Er verteidigte das deutsche Verhältnis von Staat und Kirchen. Die historisch gewachsene Trennung solle aufrechterhalten werden. Zugleich müsse es aber auch „eine intelligente Verbindung“ geben. Es sei nicht so, „als hätten die beiden nichts miteinander zu tun“.
Lammert äußerte sich bei einer Veranstaltung zum 70. Jahrestag des Evangelischen Arbeitskreises der CDU und CSU (EAK), die von der Adenauer-Stiftung ausgerichtet wurde. Der Vorsitzende des Arbeitskreises, Thomas Rachel, verteidigte wie zuvor auch Lammert das „C“ im Namen der Unionsparteien. Erst durch das brückenbauende Fundament des „C“ würden soziale, liberale und konservative Anliegen in der Partei in einen Austausch gebracht und versöhnt, sagte Rachel.

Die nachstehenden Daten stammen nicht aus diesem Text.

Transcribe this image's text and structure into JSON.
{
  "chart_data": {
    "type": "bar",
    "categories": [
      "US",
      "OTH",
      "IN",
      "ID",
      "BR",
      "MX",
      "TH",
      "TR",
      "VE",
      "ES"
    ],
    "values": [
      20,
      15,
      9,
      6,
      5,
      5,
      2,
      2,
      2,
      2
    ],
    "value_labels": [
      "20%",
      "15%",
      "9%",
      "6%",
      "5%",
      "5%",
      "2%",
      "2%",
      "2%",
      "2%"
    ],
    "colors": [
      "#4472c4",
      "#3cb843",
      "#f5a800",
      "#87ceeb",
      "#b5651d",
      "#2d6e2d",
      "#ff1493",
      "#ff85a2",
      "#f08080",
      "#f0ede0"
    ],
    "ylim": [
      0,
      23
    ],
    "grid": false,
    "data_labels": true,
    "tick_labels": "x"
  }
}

„Wer das ,C' im Parteinamen abschafft, der schafft die Union ab. Davon bin ich überzeugt“, sagte Rachel. Der CDU-Politiker hatte im vergangenen Jahr eine Diskussion um die Streichung des „C“ aus dem Parteinamen bereits scharf kritisiert.
Der Evangelische Arbeitskreis der Union wurde am 14. März 1952 in Siegen gegründet. Anliegen war es damals, die evangelischen Stimmen in den Unionsparteien zu stärken. Die konfessionellen Unterschiede haben über die Jahre innerhalb der CDU und CSU wie auch gesamtgesellschaftlich an Bedeutung verloren. Heute versteht sich der Arbeitskreis vor allem als innerparteiliches Forum für Wertediskussionen sowie Brücke zwischen Politik und Kirchen.
Zudem wirbt er bei Protestanten dafür, sich in der Politik zu engagieren. Dass sie es in einer nach wie vor stark katholisch geprägten Union täten, sei nicht selbstverständlich, sagte Rachel. Er ist seit 2003 Vorsitzender des EAK. Am Dienstag feierte der Bundestagsabgeordnete, der auch Mitglied im Rat der Evangelischen Kirche in Deutschland (EKD) ist, zugleich seinen 60. Geburtstag. Dazu gratulierte die EKD-Ratsvorsitzende Annette Kurschus. Es sei wunderbar, dass er seinen großen Erfahrungsschatz aus Kirche und Politik in den Rat der EKD einbringe.
Prominente Vorgänger von Rachel im EAK sind unter anderem der frühere Bundespräsident Roman Herzog und Altkanzlerin Angela Merkel (beide CDU). Der EAK hat heute nach eigenen Angaben rund 130.000 Mitglieder. Vor rund 20 Jahren war es noch mehr als 200.000. Der Anteil der Protestanten ist dabei aber gleich geblieben. Sie machen rund ein Viertel der Unionsmitglieder aus.